L'accord, introduit unilatéralement par Trump au cours de son premier mandat, constitue, selon lui, un écart important par rapport aux principes du droit international, à l'esprit des résolutions de l'ONU et à la base historique des négociations israélo-palestiniennes.
En imposant un tel accord aux Palestiniens, l'administration Trump a préparé le terrain pour le dernier round du conflit israélo-palestinien.
En outre, Trump a reconnu la souveraineté israélienne sur le territoire syrien occupé du plateau du Golan. Sur la base des accords d'Abraham, il a également autorisé la normalisation des relations entre Israël et quatre pays arabes : les Émirats arabes unis, Bahreïn, le Soudan et le Maroc en 2020.
Que peut-on attendre de Trump 2.0 ?
Les choix du président élu Donald Trump pour son équipe chargée du Moyen-Orient pourraient donner des indications sur son approche du conflit israélo-palestinien et du processus de paix au Moyen-Orient au sens large, ainsi que sur sa stratégie.
M. Witkoff, investisseur immobilier new-yorkais et contributeur à la campagne, a été nommé envoyé spécial de M. Trump au Moyen-Orient.

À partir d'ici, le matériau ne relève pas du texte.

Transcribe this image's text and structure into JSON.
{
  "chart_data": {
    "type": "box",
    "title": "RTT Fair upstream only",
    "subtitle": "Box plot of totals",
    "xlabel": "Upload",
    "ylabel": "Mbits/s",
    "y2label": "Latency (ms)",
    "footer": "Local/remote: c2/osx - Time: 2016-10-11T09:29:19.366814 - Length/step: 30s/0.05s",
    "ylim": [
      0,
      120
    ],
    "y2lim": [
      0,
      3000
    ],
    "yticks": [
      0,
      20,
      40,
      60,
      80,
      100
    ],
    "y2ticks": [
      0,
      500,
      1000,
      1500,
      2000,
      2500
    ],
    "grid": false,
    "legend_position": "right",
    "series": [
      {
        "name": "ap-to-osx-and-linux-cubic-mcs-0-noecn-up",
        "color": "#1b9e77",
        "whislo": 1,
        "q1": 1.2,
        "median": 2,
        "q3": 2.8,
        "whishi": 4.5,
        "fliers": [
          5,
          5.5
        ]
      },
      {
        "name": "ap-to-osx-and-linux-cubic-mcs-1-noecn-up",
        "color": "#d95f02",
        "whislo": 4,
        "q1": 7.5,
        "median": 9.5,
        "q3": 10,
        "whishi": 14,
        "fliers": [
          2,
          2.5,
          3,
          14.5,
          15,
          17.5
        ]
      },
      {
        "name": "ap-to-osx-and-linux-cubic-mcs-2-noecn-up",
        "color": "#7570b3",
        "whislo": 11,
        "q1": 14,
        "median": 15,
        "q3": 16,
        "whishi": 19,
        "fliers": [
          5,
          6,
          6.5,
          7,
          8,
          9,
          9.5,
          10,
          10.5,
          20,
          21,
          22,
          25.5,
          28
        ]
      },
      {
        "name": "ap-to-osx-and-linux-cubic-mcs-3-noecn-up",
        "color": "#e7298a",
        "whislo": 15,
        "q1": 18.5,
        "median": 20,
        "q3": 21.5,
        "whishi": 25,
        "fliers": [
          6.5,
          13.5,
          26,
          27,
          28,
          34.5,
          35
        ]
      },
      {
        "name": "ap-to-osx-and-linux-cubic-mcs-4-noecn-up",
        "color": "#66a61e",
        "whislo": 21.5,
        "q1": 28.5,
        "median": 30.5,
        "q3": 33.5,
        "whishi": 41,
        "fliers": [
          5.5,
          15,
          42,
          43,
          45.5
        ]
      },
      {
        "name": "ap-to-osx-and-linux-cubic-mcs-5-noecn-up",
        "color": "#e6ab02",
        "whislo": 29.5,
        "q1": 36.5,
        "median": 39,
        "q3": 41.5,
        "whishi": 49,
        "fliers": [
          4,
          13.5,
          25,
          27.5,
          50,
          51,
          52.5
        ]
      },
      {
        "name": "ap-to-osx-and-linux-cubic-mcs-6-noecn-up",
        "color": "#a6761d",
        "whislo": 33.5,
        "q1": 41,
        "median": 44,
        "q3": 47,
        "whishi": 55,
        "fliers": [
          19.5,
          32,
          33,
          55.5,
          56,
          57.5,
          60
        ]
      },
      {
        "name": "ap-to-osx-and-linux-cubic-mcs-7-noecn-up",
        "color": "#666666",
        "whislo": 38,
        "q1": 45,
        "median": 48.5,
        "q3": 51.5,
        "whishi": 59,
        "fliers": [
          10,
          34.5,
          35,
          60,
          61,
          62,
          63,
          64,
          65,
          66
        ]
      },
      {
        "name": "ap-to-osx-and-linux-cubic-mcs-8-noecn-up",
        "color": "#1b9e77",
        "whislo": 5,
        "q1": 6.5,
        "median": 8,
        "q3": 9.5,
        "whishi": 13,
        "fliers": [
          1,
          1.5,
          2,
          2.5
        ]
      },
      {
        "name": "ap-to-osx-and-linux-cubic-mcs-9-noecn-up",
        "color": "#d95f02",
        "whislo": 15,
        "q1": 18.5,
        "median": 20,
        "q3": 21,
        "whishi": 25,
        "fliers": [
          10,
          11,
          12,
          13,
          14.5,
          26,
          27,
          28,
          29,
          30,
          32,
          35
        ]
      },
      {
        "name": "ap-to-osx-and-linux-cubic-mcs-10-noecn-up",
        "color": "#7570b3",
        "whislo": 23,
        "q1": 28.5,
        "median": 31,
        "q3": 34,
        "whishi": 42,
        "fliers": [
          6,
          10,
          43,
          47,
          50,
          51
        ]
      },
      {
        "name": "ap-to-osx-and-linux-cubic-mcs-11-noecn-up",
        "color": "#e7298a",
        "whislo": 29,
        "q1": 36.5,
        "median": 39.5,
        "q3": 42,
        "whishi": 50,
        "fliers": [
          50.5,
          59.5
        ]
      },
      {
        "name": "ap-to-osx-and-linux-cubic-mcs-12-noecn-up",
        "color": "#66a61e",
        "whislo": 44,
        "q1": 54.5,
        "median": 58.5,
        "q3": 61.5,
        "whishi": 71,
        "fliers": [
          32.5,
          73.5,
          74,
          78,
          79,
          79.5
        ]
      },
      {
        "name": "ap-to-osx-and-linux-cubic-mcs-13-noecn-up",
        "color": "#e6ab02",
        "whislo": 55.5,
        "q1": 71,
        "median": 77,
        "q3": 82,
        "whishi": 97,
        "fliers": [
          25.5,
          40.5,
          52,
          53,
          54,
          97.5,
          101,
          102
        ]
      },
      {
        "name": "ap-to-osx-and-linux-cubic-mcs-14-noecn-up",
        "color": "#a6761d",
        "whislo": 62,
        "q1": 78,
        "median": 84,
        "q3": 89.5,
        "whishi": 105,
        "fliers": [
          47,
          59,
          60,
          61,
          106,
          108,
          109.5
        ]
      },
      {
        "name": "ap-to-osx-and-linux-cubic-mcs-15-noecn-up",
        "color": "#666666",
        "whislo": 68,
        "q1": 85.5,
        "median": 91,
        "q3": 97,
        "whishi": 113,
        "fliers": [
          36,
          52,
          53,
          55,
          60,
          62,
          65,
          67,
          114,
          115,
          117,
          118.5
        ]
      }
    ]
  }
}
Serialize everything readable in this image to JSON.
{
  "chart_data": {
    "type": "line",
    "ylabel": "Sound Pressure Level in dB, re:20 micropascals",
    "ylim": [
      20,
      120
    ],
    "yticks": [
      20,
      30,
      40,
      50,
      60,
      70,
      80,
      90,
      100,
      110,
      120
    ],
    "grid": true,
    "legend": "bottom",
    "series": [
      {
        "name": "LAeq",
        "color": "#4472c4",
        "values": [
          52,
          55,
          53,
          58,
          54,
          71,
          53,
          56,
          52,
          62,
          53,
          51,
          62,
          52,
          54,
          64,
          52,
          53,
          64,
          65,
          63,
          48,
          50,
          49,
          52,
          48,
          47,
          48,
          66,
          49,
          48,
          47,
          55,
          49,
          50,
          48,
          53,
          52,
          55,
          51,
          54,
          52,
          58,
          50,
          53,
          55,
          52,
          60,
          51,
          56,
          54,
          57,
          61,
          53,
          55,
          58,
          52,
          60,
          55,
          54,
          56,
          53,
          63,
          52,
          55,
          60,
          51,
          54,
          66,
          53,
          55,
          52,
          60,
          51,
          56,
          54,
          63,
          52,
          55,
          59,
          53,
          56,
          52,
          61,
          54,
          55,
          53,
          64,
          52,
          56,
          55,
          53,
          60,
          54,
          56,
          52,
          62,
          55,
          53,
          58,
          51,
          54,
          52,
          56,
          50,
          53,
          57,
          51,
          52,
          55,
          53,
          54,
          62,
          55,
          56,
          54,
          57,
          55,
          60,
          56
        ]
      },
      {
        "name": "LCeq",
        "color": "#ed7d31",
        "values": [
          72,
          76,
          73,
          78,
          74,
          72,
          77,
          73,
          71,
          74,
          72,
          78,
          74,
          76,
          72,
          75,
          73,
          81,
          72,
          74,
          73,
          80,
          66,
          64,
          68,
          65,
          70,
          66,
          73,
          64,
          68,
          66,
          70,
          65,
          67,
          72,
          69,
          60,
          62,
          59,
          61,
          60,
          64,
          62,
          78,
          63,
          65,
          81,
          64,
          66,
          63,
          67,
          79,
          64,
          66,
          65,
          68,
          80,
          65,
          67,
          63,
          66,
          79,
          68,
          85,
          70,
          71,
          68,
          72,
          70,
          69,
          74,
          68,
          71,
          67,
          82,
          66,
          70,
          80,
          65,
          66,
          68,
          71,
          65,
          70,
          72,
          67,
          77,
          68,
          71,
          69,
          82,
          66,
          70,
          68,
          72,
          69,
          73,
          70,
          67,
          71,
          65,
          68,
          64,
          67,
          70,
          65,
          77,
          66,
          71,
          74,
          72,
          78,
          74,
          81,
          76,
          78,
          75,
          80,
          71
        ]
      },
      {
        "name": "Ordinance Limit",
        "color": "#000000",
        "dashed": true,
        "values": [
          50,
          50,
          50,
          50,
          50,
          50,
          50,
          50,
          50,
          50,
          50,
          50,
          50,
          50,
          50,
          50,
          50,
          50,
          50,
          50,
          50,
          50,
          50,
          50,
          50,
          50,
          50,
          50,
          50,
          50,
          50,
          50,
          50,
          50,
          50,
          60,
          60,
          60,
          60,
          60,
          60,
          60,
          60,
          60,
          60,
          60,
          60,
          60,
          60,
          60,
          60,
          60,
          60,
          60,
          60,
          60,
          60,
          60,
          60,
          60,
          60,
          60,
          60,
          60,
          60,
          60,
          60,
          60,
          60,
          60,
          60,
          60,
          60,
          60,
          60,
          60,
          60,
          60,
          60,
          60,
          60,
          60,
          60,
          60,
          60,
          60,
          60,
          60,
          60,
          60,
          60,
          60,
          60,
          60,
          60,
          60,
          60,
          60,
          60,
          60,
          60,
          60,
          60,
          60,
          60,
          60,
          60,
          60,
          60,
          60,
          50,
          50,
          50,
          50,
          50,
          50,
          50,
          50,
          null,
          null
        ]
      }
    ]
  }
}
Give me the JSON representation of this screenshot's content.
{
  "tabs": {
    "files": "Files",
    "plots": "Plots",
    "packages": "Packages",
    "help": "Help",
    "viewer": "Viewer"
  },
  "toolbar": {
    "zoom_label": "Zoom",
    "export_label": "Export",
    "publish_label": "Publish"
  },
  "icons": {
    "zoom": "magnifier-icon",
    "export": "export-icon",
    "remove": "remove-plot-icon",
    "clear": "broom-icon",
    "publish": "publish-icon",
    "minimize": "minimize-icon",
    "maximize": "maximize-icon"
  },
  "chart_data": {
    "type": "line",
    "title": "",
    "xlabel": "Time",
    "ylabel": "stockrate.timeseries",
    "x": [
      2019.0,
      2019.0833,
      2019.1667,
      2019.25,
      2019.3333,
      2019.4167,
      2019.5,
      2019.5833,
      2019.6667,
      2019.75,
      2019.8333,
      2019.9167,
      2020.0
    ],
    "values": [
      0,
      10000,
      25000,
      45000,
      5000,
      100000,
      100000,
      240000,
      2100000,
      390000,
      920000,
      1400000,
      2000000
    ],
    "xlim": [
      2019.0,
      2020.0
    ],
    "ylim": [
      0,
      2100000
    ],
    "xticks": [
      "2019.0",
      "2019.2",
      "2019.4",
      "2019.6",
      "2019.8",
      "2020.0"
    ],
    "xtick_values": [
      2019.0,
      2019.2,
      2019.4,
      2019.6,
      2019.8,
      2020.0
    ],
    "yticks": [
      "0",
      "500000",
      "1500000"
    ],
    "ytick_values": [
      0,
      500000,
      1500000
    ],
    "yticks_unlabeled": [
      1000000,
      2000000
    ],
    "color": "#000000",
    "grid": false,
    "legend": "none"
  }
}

M. Witkoff, qui est juif, était considéré comme un pont entre M. Trump et la communauté juive des affaires pendant la campagne.
La nomination par M. Trump de l'ancien gouverneur de l'Arkansas est particulièrement révélatrice. Mike Huckabee's Ambassadeur des États-Unis en Israël. M. Huckabee, fervent défenseur d'Israël, est partisan de l'implantation de colonies juives en Cisjordanie et a déjà fait des déclarations controversées, notamment en 2008, lorsqu'il a affirmé que "Il n'y a pas vraiment de Palestinien"..
Dans son récent message sur le réseau social Truth lors du rapport sur l'accord de Gaza, M. Trump a également déclaré que son équipe de sécurité nationale profiterait du moment du cessez-le-feu pour faire avancer les accords d'Abraham.
L'inclinaison prévisible des États-Unis en faveur d'Israël et la détermination de M. Trump à mettre en œuvre "l'accord du siècle" et les accords d'Abraham au cours de son second mandat, ainsi que les lacunes internes du pacte de cessez-le-feu, désavantageront encore plus la Palestine, a déclaré M. Liu.
Wang, chercheur sur le Moyen-Orient à l'université de Chine du Nord-Ouest, partage le même point de vue.
Grâce à un nouveau cadre d'alliance dans lequel Washington reconstruit les relations entre les pays du Moyen-Orient, notamment en favorisant les liens diplomatiques entre les ressortissants arabes et Israël, la future administration Trump espère remodeler un nouvel environnement sécuritaire et politique dominé par les États-Unis avec une large participation de ses alliés au Moyen-Orient, a déclaré M. Wang à CGTN.
Selon lui, compte tenu des antécédents de M. Trump, son administration est susceptible de mener des politiques plus radicales ou controversées, comme essayer de régler la question politique palestinienne par des compensations économiques.
Comme il l'avait fait lors de son premier mandat, M. Trump a clairement indiqué, dans le cadre de l'"accord du siècle", qu'il pousserait les Palestiniens à renoncer à de vastes territoires en s'appuyant sur l'aide économique et les efforts de reconstruction qui seront financés par les pays arabes du Golfe, menés par l'Arabie saoudite, a expliqué M. Wang.
Toutefois, cette approche ne répond pas aux attentes générales de la communauté internationale sur la question palestinienne et ne respecte pas les sentiments du peuple palestinien, a-t-il déclaré.
M. Wang a ajouté que l'attente dominante au sein de la communauté internationale est de résoudre le conflit israélo-palestinien par une solution à deux États qui reconnaisse le droit du peuple palestinien à un État indépendant tout en promouvant progressivement une reconnaissance plus large du statut politique de la Palestine.